The investor also boosted the value of casino operator Galaxy Entertainment by 180 percent after shares of the Chinese casino operator almost tripled. It marked up pet food maker Provimi’s value by 64 percent and the value of Japanese chemicals maker Arysta LifeScience by 43 percent.
SVG values its stake in Hugo Boss and Valentino at 20 percent less than its $2.5 billion purchase price. German broadcaster ProSiebenSat.1 Media AG is still marked down 52 percent from the original investment, according to SVG. Freescale Semiconductor, marked up 89 percent in 2010, is valued at less than half the amount Permira paid for it in 2006. The firm, which owns the chipmaker with Blackstone Group LP, TPG and Carlyle Group, is preparing an initial public offering for Freescale.

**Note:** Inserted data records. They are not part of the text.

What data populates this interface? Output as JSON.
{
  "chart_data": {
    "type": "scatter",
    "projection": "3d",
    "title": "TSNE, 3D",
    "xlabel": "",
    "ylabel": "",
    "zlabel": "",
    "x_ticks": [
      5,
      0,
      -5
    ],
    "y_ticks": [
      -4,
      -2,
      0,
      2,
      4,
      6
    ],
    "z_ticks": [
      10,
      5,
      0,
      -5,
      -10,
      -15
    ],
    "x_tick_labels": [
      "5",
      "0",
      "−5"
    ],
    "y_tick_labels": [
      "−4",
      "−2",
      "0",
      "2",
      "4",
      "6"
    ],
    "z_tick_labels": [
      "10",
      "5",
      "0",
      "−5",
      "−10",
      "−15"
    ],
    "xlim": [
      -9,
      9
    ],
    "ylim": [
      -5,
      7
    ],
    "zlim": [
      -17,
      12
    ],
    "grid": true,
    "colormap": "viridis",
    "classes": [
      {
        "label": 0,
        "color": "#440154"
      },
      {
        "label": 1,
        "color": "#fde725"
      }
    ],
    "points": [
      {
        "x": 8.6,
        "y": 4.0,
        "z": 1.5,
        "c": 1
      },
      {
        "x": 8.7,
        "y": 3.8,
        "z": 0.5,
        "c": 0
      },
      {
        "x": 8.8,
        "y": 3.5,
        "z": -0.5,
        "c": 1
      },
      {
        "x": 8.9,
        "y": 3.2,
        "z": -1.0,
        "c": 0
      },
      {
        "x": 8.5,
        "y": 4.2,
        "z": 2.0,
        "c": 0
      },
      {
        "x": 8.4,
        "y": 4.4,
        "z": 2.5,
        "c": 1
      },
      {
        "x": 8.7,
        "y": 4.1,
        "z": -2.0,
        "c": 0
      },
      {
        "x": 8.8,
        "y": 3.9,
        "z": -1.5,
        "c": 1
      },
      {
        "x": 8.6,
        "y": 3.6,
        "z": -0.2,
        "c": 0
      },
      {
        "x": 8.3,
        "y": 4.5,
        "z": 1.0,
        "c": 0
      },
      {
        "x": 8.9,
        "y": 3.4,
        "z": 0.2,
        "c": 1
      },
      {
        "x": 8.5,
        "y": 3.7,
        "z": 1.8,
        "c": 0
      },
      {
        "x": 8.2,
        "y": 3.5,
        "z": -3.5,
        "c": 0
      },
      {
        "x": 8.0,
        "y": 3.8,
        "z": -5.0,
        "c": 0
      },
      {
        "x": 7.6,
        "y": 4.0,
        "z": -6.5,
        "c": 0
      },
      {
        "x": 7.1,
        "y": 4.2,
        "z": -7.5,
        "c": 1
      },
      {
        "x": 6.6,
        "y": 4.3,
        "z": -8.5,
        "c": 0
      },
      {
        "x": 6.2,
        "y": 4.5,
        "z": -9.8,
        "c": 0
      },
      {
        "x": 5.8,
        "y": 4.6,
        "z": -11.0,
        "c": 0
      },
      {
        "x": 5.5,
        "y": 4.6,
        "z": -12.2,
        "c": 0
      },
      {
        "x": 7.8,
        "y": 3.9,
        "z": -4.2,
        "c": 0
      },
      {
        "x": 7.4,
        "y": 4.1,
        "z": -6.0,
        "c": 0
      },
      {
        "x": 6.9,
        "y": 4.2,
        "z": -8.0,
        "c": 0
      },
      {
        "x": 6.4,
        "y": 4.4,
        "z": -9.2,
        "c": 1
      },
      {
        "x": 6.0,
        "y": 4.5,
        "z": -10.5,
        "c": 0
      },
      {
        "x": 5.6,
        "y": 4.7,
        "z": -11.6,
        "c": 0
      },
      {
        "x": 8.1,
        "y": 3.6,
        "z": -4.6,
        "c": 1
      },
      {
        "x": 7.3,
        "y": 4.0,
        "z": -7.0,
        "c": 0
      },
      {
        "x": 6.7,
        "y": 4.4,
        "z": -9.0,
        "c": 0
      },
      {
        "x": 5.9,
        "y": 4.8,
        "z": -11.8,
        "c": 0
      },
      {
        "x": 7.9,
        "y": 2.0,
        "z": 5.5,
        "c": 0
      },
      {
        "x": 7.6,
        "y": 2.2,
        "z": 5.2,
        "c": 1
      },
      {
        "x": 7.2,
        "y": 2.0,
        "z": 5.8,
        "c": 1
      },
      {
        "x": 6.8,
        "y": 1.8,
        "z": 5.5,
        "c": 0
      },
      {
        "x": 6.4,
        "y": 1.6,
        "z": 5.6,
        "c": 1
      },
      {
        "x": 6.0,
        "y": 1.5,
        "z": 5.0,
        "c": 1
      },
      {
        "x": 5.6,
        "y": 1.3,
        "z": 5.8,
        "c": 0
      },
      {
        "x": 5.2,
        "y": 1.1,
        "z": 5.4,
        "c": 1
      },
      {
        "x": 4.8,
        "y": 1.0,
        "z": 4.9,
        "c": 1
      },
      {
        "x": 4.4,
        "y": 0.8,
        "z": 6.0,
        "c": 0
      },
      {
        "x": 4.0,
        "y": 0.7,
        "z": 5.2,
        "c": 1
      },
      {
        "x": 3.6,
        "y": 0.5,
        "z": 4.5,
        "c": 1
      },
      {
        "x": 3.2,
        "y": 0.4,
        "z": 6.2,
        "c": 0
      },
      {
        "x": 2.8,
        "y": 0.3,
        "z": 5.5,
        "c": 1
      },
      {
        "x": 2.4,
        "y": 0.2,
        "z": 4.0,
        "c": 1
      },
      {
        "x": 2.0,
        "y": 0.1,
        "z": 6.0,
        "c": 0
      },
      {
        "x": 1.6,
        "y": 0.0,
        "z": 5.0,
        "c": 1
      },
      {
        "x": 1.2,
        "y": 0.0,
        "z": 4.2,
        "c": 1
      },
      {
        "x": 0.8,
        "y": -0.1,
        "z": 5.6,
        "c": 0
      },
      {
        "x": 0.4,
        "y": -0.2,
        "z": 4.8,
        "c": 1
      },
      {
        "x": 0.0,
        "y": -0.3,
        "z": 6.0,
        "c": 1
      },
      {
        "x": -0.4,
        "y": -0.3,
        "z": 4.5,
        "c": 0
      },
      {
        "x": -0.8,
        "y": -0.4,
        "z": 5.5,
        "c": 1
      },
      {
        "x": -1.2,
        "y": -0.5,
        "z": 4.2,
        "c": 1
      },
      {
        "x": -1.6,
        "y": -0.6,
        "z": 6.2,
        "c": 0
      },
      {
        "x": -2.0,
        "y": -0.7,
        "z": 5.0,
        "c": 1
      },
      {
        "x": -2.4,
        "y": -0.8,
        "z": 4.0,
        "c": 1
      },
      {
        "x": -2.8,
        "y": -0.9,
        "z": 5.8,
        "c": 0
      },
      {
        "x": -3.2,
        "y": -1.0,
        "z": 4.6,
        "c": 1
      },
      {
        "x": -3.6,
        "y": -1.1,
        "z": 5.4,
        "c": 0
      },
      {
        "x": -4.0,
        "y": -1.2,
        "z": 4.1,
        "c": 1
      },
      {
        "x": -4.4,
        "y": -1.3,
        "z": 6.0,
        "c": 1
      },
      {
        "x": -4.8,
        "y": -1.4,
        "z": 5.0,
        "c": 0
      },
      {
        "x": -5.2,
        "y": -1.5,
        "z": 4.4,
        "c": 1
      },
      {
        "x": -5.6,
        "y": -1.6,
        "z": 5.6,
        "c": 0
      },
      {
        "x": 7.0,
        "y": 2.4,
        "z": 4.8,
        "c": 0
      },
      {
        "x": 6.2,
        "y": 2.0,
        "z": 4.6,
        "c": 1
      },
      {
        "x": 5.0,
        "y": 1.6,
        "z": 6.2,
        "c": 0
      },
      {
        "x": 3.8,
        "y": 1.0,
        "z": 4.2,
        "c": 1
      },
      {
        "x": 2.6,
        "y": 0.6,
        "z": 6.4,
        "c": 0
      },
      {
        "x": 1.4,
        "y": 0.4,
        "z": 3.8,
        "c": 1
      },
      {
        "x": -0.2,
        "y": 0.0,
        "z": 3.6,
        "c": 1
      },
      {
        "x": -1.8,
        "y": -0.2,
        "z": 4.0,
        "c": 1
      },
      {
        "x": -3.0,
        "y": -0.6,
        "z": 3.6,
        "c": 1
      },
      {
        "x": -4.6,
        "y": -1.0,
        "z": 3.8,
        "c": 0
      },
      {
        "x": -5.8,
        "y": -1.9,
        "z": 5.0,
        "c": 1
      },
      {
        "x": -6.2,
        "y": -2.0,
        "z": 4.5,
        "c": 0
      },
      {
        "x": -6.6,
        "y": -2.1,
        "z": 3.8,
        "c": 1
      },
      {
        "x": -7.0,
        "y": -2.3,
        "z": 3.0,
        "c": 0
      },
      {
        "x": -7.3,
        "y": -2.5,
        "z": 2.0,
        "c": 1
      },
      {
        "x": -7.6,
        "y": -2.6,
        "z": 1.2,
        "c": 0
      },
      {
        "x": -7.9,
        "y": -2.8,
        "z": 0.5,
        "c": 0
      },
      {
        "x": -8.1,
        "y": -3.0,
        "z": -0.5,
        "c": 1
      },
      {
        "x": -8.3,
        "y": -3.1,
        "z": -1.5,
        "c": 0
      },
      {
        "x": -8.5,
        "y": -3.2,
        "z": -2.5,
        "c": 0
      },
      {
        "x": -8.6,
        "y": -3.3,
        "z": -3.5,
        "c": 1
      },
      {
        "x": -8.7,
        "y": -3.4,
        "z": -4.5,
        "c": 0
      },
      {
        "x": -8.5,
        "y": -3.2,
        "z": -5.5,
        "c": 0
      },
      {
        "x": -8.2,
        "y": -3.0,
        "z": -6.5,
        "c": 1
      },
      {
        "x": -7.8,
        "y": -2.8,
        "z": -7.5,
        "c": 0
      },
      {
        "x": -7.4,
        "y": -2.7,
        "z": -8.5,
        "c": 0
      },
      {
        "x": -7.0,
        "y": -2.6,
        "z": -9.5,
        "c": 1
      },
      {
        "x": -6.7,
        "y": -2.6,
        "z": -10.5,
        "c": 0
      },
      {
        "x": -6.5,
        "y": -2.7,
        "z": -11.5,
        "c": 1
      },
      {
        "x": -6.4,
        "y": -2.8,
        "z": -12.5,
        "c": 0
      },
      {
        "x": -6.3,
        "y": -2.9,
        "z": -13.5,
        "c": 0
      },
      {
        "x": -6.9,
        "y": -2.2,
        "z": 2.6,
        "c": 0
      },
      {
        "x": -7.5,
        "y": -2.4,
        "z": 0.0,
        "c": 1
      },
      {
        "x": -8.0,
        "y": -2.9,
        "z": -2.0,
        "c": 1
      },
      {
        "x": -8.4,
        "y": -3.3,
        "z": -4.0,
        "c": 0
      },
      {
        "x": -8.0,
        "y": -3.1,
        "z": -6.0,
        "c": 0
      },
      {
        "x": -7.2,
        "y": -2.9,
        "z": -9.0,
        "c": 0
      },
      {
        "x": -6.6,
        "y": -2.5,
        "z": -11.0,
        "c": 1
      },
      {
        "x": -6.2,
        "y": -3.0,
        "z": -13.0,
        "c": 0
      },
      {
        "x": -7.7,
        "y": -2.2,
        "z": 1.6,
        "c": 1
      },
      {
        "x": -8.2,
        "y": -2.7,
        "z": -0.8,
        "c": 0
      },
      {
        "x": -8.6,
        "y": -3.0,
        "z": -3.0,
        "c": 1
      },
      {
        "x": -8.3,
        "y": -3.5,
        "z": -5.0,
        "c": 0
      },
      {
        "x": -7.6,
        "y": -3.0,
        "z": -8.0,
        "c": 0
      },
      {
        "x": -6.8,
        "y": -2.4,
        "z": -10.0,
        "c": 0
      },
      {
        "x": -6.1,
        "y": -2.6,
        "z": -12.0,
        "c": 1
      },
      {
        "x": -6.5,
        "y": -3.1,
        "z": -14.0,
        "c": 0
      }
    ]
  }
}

Permira invested about one-third of its fund before the financial crisis. Investments made since, such as the 2.5 billion-euro acquisition of U.K. pay-TV technology firm NDS Group Plc with Robert Murdoch’s News Corp., and the 300 million-euro purchase of U.K. life insurance company Just Retirement Plc, are helping offset the few investments still marked down, Bjorklund said.
Permira still aims to generate net annual returns that are about 15 percentage points higher than public markets, the same level that the firm has achieved over the past 25 years, Bjorklund said.
“That magnitude of premium is what our business is about,” Bjorklund said.
Permira has “a couple of billion euros” to invest before September 2012, when the fund’s purchase period expires, and the firm hasn’t yet made a decision on when it will start raising a new pool, he said.